October 4th, 2016


For Evelyn

A friend's little girl asked her if God ever laughs. This generated quite a thread in the social media post it appeared in. I thought I would follow up that thread with this one.

Years and years ago, I was pondering the nature of church music. Our hymn tunes come from all different sources, secular as well as sacred. But what I was wondering was, is there anything intrinsically more appropriate -- or less appropriate -- for use in church; that is, in the music itself. I mean, we all remember Bart Simpson's practical joke in giving the Springfield congregation a hymn to sing called "In the Garden of Eden" by I. Ron Butterfly. "Wait a minute," said the slow-witted pastor after a verse or so. "That sounds like Rock and/or Roll."
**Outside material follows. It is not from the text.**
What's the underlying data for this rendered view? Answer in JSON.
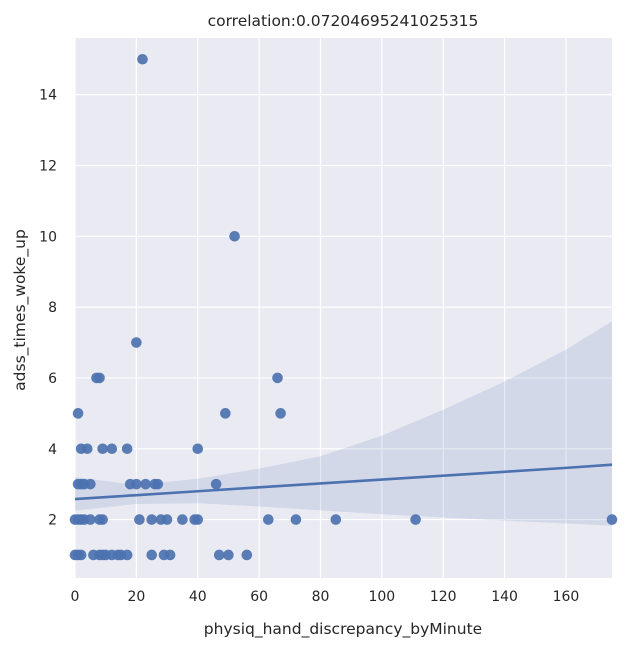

Well, just to test the bounds of appropriate music, I decided to go looking for the most inappropriate or silliest folk tune I could find, just to see if I could write a hymn to that tune which would make the tune serve the worship of God. I settled on the rollicking fox hunting tune, "John Peel." Nothing could be weirder than that, I thought, except of course, for "Rock and/or Roll."

The result is a hymn I call "The Laughter of God." I've had congregations sing it a couple of times, usually around Easter. They love it. So, as far as I'm concerned, there is no music -- qua music -- which is off limits for the church. It's just a matter of finding the right text and the right occasion. Here is the hymn.

The Laughter of God
2. To the grieving folk bound with chains of gloom
he spoke of his kingdom of joy and of room
that he'd make for those who with tears by the tomb
had denied there could be a new morning. REFRAIN.

3. Then remember how in the garden there
he trembled and shook as he knelt in prayer,
but he still found faith in the dark night to dare
that with God he would rise in the morning. REFRAIN.

4. So then let us sing and in him delight
for Christ lives again and has set us aright
with God above and we'll pass through the night
when he calls us to joy in the morning. REFRAIN.